Alleged lack of due diligence in subcontracting: Outsourcing of products and services that can be easily and cheaply sourced locally—accommodation,
labour, plant and vehicle hire, procurement of quarry stone.
Alleged Forex externalisation and money-laundering; There are traits of money-laundering and forex externalisation owing to the huge salary disparity
between locals and expatriates. Expatriates fly out for a holiday once every six weeks. Importation of products such as safety boots, vests, reflectors,
aluminium windows, cement and even bricks amid acute forex shortage in the country.
Abuse of the immigration law; Importation of skills that are locally available such as guards, health and safety, electricians, fuel attendants and plant operators. In so doing, they have failed to recruit interns to ensure skills
transfer amid high unemployment among the youth.
Total disregard for occupational health and workplace safety: Between April and September 2025, seven productive citizens, including a teacher, have died
due to accidents involving the contractor.
Violation of labour laws and discrimination: Locals are treated with contempt, working long hours and during odd hours at no pay. Local guards getting K600,000 gross salary while foreigners are getting ZAR 20,000 (about K4 million) per month. Foreigners enjoy medical insurance while the locals don’t.

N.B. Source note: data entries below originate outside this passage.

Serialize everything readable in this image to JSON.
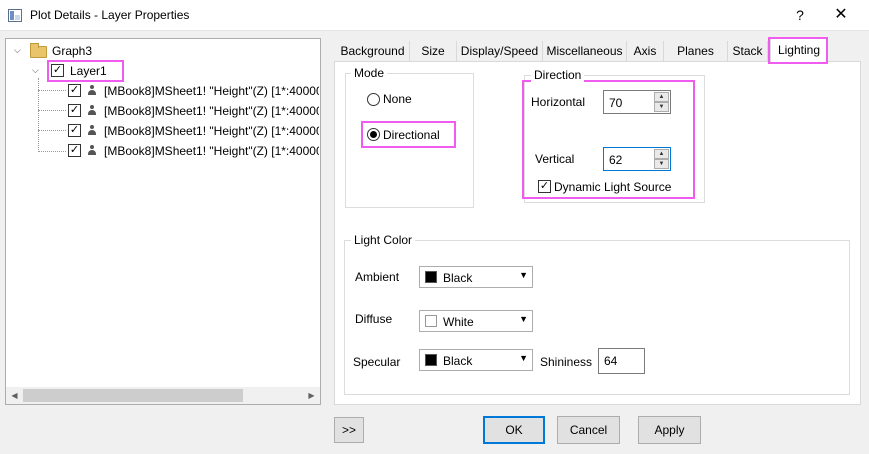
{
  "window": {
    "title": "Plot Details - Layer Properties",
    "help_label": "?",
    "close_label": "✕"
  },
  "tree": {
    "root": "Graph3",
    "layer": "Layer1",
    "plots": [
      "[MBook8]MSheet1! \"Height\"(Z) [1*:40000",
      "[MBook8]MSheet1! \"Height\"(Z) [1*:40000",
      "[MBook8]MSheet1! \"Height\"(Z) [1*:40000",
      "[MBook8]MSheet1! \"Height\"(Z) [1*:40000"
    ]
  },
  "tabs": [
    "Background",
    "Size",
    "Display/Speed",
    "Miscellaneous",
    "Axis",
    "Planes",
    "Stack",
    "Lighting"
  ],
  "active_tab": "Lighting",
  "mode": {
    "label": "Mode",
    "none_label": "None",
    "directional_label": "Directional",
    "selected": "Directional"
  },
  "direction": {
    "label": "Direction",
    "horizontal_label": "Horizontal",
    "horizontal_value": "70",
    "vertical_label": "Vertical",
    "vertical_value": "62",
    "dynamic_label": "Dynamic Light Source",
    "dynamic_checked": true
  },
  "light_color": {
    "label": "Light Color",
    "ambient_label": "Ambient",
    "ambient_value": "Black",
    "ambient_color": "#000000",
    "diffuse_label": "Diffuse",
    "diffuse_value": "White",
    "diffuse_color": "#ffffff",
    "specular_label": "Specular",
    "specular_value": "Black",
    "specular_color": "#000000",
    "shininess_label": "Shininess",
    "shininess_value": "64"
  },
  "buttons": {
    "expand": ">>",
    "ok": "OK",
    "cancel": "Cancel",
    "apply": "Apply"
  },
  "colors": {
    "highlight": "#f05cf0",
    "focus": "#0078d7"
  }
}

Locals are accorded 18 days annual leave while foreigners go on leave for 30 days. The company’s employees are not on pension, which contravenes the
country’s Pension Act.
Lack of compliance with construction industry regulations; There is only one local engineer at Mvera site while Lifu, Katengedza and Dowa/Chezi sites are
managed by foreigners.
As a nation riddled with unsustainable public debts, coupled with acute forex shortage and unemployment crisis, we cannot afford to bury our heads in the
sand from such serious allegations, at least not now when we have a new government that has promised change.
It is, therefore, CDEDI’s expectation
that authorities will act on our demand as a matter of urgency.